Image Scrapping using NewOCR


#1

Hi,

Found this free online OCR (http://www.newocr.com/) which extracted text from images with 100% accuracy in comparison to Uipath’s internal Google OCR which had accuracy issues in extracting numbers, strings, special characters with 100% accuracy. Suggest if you could include the API as part of Uipath for better results. Also, let me know if there is a way to use the API available on the OCR’s website within Uipath.

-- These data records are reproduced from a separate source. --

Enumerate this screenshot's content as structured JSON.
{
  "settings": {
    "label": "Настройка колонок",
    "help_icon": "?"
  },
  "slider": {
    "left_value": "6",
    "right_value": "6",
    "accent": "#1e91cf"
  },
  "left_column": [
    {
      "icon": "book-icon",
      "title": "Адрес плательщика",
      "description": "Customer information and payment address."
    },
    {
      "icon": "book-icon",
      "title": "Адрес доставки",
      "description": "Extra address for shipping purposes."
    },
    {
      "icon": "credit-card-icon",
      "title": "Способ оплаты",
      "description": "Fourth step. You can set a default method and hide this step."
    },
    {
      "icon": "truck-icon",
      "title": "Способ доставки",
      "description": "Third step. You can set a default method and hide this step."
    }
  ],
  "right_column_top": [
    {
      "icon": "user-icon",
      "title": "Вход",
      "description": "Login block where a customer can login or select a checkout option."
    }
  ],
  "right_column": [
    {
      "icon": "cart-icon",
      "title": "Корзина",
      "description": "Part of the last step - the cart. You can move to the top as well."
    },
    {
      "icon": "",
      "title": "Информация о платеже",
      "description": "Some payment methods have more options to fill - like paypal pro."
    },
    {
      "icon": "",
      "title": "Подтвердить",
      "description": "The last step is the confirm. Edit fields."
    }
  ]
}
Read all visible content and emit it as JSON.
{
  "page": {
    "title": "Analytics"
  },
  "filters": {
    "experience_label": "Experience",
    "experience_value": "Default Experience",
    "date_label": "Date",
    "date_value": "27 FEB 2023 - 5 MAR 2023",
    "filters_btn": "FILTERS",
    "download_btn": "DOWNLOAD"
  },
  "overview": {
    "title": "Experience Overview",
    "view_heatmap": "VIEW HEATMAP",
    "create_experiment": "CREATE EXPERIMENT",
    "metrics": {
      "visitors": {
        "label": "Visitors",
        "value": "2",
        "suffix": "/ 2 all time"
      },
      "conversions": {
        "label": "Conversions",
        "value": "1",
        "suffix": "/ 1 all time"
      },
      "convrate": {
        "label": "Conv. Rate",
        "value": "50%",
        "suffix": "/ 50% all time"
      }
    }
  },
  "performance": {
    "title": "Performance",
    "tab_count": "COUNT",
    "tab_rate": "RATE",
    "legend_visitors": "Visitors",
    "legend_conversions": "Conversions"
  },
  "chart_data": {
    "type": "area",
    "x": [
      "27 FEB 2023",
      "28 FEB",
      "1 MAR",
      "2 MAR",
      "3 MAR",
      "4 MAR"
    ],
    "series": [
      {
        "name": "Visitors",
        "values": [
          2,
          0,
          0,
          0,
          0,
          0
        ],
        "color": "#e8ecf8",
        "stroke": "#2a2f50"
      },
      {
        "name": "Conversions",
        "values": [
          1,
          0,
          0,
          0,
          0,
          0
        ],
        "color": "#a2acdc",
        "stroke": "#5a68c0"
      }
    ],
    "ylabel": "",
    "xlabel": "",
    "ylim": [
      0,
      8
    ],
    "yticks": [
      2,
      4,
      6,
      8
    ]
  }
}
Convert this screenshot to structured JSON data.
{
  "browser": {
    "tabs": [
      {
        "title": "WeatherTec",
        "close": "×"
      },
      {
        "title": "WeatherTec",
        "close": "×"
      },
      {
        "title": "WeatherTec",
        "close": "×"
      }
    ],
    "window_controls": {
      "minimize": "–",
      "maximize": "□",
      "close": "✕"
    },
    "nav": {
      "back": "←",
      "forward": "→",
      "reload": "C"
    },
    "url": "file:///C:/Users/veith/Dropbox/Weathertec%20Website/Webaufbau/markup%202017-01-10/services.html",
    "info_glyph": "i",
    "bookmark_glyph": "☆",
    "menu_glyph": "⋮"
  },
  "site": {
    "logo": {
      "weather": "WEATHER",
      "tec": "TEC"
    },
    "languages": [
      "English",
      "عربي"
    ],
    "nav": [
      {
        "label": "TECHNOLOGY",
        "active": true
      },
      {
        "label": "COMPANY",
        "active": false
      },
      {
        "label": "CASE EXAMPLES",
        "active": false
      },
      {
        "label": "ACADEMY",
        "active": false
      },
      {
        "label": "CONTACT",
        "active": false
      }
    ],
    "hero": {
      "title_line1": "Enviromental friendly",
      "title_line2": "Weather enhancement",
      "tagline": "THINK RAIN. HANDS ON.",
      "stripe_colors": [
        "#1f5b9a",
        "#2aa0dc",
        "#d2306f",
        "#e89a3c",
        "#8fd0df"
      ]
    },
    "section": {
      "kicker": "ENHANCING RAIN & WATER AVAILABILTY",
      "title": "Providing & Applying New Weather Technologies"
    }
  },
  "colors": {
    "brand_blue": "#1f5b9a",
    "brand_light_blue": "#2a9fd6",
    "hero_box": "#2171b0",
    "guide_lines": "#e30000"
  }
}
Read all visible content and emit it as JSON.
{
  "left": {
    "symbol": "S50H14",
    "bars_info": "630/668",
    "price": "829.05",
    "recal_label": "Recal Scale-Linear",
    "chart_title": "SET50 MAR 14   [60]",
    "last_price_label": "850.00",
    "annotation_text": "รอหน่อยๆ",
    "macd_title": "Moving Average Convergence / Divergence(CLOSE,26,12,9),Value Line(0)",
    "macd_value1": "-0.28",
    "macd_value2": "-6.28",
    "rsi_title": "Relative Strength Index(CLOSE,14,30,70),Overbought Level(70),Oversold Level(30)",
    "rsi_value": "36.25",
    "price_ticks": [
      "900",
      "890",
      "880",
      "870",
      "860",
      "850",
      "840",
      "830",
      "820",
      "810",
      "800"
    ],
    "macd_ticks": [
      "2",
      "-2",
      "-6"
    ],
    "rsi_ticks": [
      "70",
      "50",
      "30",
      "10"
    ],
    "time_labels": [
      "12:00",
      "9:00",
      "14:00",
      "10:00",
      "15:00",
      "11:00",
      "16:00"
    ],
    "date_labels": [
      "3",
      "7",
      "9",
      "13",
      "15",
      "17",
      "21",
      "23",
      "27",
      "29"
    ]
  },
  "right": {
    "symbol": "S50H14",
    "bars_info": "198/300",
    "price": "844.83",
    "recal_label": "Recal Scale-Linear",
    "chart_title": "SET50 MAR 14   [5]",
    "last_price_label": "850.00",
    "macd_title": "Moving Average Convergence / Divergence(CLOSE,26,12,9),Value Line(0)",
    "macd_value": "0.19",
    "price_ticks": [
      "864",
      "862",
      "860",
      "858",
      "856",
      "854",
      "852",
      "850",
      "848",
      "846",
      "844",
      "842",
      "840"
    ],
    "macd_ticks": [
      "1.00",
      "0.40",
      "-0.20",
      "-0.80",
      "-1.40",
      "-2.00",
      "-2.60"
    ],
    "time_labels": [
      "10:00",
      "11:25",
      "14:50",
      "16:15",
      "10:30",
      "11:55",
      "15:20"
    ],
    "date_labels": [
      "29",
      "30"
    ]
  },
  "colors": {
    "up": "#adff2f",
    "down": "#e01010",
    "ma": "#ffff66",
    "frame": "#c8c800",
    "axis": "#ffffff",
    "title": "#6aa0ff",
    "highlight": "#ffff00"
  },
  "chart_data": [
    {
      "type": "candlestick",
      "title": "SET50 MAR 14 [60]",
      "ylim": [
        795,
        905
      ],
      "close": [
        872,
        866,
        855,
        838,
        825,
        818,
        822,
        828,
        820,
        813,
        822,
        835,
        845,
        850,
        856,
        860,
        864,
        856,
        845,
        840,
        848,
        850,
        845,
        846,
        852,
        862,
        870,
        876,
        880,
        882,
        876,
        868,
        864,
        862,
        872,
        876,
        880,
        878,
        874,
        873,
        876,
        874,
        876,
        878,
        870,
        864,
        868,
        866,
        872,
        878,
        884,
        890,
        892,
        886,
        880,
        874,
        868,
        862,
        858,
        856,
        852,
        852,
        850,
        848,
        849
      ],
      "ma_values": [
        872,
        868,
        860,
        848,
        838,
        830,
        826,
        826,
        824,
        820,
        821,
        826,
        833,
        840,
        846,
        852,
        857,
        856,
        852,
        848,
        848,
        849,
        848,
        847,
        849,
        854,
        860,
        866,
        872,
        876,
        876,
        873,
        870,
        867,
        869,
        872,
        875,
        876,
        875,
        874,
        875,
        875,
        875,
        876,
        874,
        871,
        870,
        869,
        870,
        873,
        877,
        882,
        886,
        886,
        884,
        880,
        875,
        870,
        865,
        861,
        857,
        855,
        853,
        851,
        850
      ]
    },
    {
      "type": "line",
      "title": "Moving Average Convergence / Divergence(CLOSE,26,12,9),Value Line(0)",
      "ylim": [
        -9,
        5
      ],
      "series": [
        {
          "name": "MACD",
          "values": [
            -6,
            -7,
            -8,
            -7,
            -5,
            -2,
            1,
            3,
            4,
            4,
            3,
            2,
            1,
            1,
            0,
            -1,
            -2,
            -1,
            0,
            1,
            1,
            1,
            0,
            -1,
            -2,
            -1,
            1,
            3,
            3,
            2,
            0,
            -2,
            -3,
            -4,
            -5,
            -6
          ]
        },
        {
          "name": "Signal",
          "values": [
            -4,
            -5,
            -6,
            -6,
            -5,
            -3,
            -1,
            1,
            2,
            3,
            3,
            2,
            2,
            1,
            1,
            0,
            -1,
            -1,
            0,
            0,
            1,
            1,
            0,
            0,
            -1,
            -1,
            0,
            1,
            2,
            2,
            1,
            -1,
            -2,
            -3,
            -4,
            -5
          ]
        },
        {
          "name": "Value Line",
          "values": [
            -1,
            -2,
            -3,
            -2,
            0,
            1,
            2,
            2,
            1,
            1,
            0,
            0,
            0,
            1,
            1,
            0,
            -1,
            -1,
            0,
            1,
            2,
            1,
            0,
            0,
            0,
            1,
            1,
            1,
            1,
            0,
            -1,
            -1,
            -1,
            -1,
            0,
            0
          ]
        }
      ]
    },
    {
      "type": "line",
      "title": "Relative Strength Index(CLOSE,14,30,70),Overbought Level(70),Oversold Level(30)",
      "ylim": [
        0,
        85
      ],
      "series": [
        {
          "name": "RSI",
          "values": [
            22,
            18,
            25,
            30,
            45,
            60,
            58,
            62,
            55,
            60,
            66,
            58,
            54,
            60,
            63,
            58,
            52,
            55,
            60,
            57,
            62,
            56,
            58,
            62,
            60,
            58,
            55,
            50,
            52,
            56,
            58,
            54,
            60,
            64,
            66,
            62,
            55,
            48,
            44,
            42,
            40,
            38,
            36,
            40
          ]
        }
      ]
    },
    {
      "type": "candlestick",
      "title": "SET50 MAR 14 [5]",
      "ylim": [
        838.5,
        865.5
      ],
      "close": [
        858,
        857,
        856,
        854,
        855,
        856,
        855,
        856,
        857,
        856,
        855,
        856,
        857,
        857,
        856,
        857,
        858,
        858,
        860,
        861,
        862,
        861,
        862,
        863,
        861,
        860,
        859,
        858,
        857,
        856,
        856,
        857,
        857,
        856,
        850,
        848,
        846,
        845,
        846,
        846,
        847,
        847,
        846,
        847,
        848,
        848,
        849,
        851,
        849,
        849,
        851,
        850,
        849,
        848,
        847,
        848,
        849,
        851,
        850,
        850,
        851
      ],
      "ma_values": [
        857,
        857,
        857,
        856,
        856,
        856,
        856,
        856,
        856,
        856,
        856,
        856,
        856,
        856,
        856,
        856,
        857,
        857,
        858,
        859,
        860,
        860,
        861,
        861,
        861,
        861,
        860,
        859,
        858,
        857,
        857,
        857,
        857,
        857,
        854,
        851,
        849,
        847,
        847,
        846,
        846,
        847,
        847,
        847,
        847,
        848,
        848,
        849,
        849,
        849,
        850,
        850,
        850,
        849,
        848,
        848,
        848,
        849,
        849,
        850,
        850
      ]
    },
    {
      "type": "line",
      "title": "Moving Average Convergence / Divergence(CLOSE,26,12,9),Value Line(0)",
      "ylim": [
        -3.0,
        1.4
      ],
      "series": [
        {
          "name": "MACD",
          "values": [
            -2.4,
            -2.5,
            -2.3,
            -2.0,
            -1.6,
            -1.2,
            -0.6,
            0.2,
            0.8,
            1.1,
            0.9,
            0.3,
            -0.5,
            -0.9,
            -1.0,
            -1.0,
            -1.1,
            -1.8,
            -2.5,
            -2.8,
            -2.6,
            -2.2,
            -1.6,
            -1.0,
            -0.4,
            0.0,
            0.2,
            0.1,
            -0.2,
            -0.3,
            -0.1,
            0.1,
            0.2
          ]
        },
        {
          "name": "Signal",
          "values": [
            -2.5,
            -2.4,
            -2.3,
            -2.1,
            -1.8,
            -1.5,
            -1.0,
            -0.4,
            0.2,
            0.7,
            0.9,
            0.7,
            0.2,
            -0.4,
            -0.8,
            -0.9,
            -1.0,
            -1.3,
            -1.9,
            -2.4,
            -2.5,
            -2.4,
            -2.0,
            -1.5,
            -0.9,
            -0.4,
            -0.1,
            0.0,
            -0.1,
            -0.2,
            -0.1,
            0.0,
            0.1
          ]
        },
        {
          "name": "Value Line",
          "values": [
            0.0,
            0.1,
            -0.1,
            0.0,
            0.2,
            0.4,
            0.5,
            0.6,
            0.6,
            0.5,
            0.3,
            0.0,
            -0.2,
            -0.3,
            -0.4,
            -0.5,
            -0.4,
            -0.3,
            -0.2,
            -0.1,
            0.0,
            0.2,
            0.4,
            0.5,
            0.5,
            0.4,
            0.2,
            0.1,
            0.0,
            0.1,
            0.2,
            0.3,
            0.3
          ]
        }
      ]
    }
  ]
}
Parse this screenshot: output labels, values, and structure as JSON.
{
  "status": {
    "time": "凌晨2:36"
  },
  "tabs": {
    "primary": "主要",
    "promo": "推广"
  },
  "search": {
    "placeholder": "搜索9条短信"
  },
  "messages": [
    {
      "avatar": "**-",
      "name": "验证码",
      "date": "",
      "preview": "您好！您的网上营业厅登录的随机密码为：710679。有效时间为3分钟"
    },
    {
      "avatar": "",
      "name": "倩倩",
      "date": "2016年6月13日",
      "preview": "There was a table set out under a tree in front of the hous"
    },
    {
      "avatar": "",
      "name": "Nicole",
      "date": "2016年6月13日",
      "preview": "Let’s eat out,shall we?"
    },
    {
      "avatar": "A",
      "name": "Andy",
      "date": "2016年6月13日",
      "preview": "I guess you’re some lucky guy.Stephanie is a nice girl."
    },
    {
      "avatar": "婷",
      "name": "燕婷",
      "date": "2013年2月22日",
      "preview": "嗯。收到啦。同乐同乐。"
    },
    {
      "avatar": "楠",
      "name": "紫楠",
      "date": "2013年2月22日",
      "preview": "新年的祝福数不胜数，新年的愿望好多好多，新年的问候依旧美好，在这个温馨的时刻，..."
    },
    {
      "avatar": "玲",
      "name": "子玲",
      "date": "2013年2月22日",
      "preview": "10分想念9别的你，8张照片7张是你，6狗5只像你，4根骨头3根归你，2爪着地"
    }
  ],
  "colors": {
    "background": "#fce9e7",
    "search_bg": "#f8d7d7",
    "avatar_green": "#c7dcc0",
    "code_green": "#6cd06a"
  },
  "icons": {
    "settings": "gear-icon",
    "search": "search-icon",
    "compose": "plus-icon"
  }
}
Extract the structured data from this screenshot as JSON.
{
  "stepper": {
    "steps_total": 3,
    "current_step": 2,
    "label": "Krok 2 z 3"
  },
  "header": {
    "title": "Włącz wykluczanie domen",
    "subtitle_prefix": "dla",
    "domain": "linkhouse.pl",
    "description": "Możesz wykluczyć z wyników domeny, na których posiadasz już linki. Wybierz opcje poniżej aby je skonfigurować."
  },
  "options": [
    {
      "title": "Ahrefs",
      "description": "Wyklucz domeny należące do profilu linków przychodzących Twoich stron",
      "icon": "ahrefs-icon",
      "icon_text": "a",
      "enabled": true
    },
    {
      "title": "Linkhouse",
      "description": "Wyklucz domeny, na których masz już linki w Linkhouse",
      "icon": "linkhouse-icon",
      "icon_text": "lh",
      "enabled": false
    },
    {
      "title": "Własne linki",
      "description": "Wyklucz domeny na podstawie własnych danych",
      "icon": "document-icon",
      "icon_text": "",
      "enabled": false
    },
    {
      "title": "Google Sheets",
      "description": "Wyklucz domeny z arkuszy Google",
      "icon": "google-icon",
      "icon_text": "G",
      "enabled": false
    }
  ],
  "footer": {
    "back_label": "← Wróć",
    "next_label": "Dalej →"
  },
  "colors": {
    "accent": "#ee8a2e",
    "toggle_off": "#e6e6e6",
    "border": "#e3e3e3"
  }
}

Also, would like to know how to enable Google Cloud OCR engine.

Thanks!
Sumit


#2

Hi,
First of all no OCR engine is 100% accurate.
No hard feeling pal but please check this list .All top 10 are paid software but still not 100% accurate and you wanna compare some freeware site (http://www.newocr.com/). :smiley:

Regards to google cloud OCR activity.
You need to have API key to access it.
Please follow up for API key
https://cloud.google.com/functions/docs/tutorials/ocr


#3

Yeah absolutely agreed, take my words back… It worked for me though. Now looking for solutions on how to enable OCRs like Abbyy, google cloud OCR in order to leverage the capabilities provided by the Uipath RPA, looking forward to suggestions on how to enable paid OCRs especially Abbyy.


#4

Hey Sumit, you mentioned you compared NewOcr with our own OCR engines and you got better results. Could you please post some samples of the documents you tested with? We’d like to test them ourselves, who knows, there might be something there.


#5

Hi Cosin, the image that i tested was official & confidential so wouldn’t be able to share that however it was of poor quality (210 dpi) and I tested it with three applications which had the following results:

  1. UiPath Builtin: Google OCR couldn’t detect the image properply (~80% accuracy)
  2. NewOCR: Accuracy was high (~>95%) however output was in the text format so automation couldn’t be achieved. only the online version was free, when I explored the API it was pay per use model
  3. Abbyy Finereader 14: ~>95% accuracy with scope of improvement through pattern training
    Would recommend you to try it out with low quality images especially for citrix environment & applications
    I was interested in how I could use Abbyy within Uipath and found one useful thread on the forum itself, will try soon and share results

#6

You can create a custom activity that makes an API call to WhateverOCR.


#7

If GoogleOCR is failing to find the image you might need a different accuracy parameter. If it’s inconsistent because the size of the text changes, you might need a dynamic accuracy that changes when it fails.

But, yeah, most OCRs are not that great if the text is too pixelated.